‘A Little Brown Sea’ longlisted for the Runciman Award

Delighted that my very strange novel about Greece, Greekness, and the long reach of Poseidon has been long-listed for the Anglo-Hellenic League’s Runciman Award.

Some kind things people have said about it:

Brilliantly original-  a strange and elegant triumph.

Evie Wyld

Because the story of a life is the story of the lives that intersect with it, A Little Brown Sea broadens the scope of the novel to encompass the beings with which we share this planet and without which we cannot be fully ourselves.

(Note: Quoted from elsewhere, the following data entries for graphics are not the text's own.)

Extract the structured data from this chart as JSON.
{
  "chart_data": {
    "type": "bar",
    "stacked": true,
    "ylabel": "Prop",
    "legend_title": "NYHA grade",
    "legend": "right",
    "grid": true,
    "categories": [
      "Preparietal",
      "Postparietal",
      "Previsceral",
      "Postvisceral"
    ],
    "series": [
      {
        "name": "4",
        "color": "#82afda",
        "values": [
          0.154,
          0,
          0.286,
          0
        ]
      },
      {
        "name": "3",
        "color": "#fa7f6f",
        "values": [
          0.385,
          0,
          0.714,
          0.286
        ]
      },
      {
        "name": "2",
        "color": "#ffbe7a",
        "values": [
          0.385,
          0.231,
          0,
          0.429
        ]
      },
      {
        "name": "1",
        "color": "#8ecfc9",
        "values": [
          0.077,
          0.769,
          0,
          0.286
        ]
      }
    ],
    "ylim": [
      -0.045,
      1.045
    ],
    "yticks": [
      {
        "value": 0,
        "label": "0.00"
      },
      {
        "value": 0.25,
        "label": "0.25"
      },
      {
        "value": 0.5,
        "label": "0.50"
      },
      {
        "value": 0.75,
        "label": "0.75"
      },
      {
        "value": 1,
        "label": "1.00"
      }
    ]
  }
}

Charles Foster, working out in fiction the concerns that inform his remarkable non-fiction, combines here the curiosity of the scientist with the heart of a storyteller. I loved this aphoristic, argumentative and form-stretching novel, and hope others will let it mess with their heads.

Gregory Norminton

The fragmented polyphony of Charles Foster’s astonishingly ambitious and highly experimental debut novel, A Little Brown Sea, expresses the essential tohuwabohu of the human condition and provides a vehicle for the exploration of ‘ultimate questions’ of meaning and purpose, particularly in relation to the human encounter with self and the natural world.  The maverick spirit and boundary-breaking hybridity of the novel reflects similar qualities in Foster’s celebrated philosophical enquiries Being a Beast and Being a Human, confirming him as one of the most singular and important—both playful and profound—voices of our time.